The exclusive remedy doctrine in Kentucky workers compensation law limits the circumstances in which an injured employee may recover anything other than workers compensation benefits. The scope and application of the exclusive remedy doctrine was illustrated in the recent Kentucky Court of Appeals decision, Helton v. Tri-County Cycles Barbourville, No. 2009-CA-000049-MR.
Helton was a salesman for Myers Chevrolet, which was owned by Gregory Wilcheck. Myers Chevrolet owned a 50% interest in Tri-County Cycles. The weekend before Tri-County was to formally open for business Helton was riding on the back of an ATV driven by Wilcheck during a sales demonstration for a customer.

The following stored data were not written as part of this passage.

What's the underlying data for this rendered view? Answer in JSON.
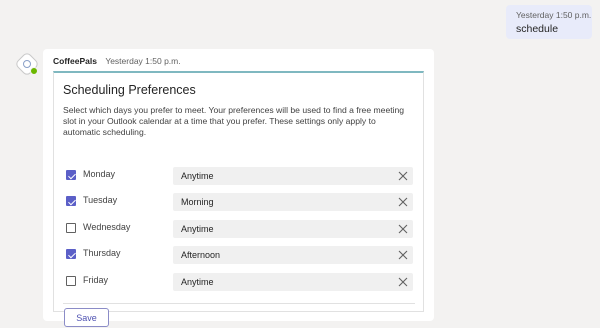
{
  "sent_message": {
    "timestamp": "Yesterday 1:50 p.m.",
    "text": "schedule"
  },
  "bot_message": {
    "sender": "CoffeePals",
    "timestamp": "Yesterday 1:50 p.m.",
    "card": {
      "title": "Scheduling Preferences",
      "description": "Select which days you prefer to meet. Your preferences will be used to find a free meeting slot in your Outlook calendar at a time that you prefer. These settings only apply to automatic scheduling.",
      "days": [
        {
          "label": "Monday",
          "checked": true,
          "time": "Anytime"
        },
        {
          "label": "Tuesday",
          "checked": true,
          "time": "Morning"
        },
        {
          "label": "Wednesday",
          "checked": false,
          "time": "Anytime"
        },
        {
          "label": "Thursday",
          "checked": true,
          "time": "Afternoon"
        },
        {
          "label": "Friday",
          "checked": false,
          "time": "Anytime"
        }
      ],
      "save_label": "Save"
    }
  },
  "colors": {
    "accent": "#5b5fc7",
    "presence": "#6bb700",
    "card_top_border": "#7fb8c0"
  },
  "icons": {
    "clear": "close-icon",
    "avatar": "coffeepals-logo-icon"
  }
}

Helton had signed a sales representative contract with Tri-County; he and other Myers Chevrolet employees had been working to get Tri-County ready to open for business. Wilcheck began "jacking around" while operating the ATV, doing doughnuts and eventually causing it to tip over and badly injure Helton's leg. Helton filed for and received workers compensation benefits.

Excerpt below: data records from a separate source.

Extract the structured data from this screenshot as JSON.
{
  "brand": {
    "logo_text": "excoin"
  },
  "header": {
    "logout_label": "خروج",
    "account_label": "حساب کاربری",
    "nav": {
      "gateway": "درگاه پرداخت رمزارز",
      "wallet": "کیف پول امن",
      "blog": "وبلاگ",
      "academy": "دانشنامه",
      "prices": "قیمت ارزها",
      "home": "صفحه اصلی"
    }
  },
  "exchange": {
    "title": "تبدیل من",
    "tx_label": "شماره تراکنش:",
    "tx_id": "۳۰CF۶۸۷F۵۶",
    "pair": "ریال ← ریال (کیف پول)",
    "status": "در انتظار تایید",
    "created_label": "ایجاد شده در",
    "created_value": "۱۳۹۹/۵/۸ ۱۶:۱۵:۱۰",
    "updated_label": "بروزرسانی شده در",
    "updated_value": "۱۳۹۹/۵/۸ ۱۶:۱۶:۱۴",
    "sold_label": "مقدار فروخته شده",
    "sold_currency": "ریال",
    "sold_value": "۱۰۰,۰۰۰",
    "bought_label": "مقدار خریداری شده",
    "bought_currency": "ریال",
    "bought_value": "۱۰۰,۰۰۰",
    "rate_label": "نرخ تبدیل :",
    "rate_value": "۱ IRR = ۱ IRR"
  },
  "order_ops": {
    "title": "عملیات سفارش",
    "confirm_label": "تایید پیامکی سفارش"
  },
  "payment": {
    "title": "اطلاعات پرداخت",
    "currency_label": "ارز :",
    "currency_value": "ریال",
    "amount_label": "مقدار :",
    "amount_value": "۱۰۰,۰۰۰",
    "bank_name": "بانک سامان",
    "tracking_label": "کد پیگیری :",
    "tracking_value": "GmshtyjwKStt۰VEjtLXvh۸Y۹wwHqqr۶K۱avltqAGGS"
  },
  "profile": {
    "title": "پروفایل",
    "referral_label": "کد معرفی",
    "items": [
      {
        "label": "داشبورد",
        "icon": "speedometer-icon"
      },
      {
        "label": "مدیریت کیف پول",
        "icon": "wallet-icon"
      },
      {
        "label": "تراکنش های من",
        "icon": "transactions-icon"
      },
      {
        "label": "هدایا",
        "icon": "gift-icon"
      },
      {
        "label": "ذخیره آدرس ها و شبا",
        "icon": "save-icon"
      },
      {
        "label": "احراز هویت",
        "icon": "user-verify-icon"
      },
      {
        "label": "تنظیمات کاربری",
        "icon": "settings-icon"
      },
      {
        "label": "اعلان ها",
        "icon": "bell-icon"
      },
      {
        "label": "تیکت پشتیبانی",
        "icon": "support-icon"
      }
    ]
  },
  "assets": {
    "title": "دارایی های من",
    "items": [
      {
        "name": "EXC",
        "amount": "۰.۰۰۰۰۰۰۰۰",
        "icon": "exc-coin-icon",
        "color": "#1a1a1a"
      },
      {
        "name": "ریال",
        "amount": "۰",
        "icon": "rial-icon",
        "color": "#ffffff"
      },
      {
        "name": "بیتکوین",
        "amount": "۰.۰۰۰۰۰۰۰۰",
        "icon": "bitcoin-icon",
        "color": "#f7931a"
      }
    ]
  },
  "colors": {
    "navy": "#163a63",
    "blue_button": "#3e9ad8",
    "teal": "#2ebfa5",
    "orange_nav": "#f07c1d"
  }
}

Helton then filed suit in circuit court for damages against Tri-County, Myers Chevrolet and Wilcheck. The court ruled that those claims were barred by the exclusive remedy doctrine, which "shall be exclusive and in place of all of the reliability of such employer to the employee [.]" First, the court noted that Helton held business licenses to act for both Myers Chevrolet and Tri-County, which made them his joint employer. Second, the claim against Wilcheck was barred, because an injured worker may sue a co-employee for damages on account of injuries sustained in the course of employment only where the injuries are caused by a willful and unprovoked act of physical aggression, not by reckless horseplay.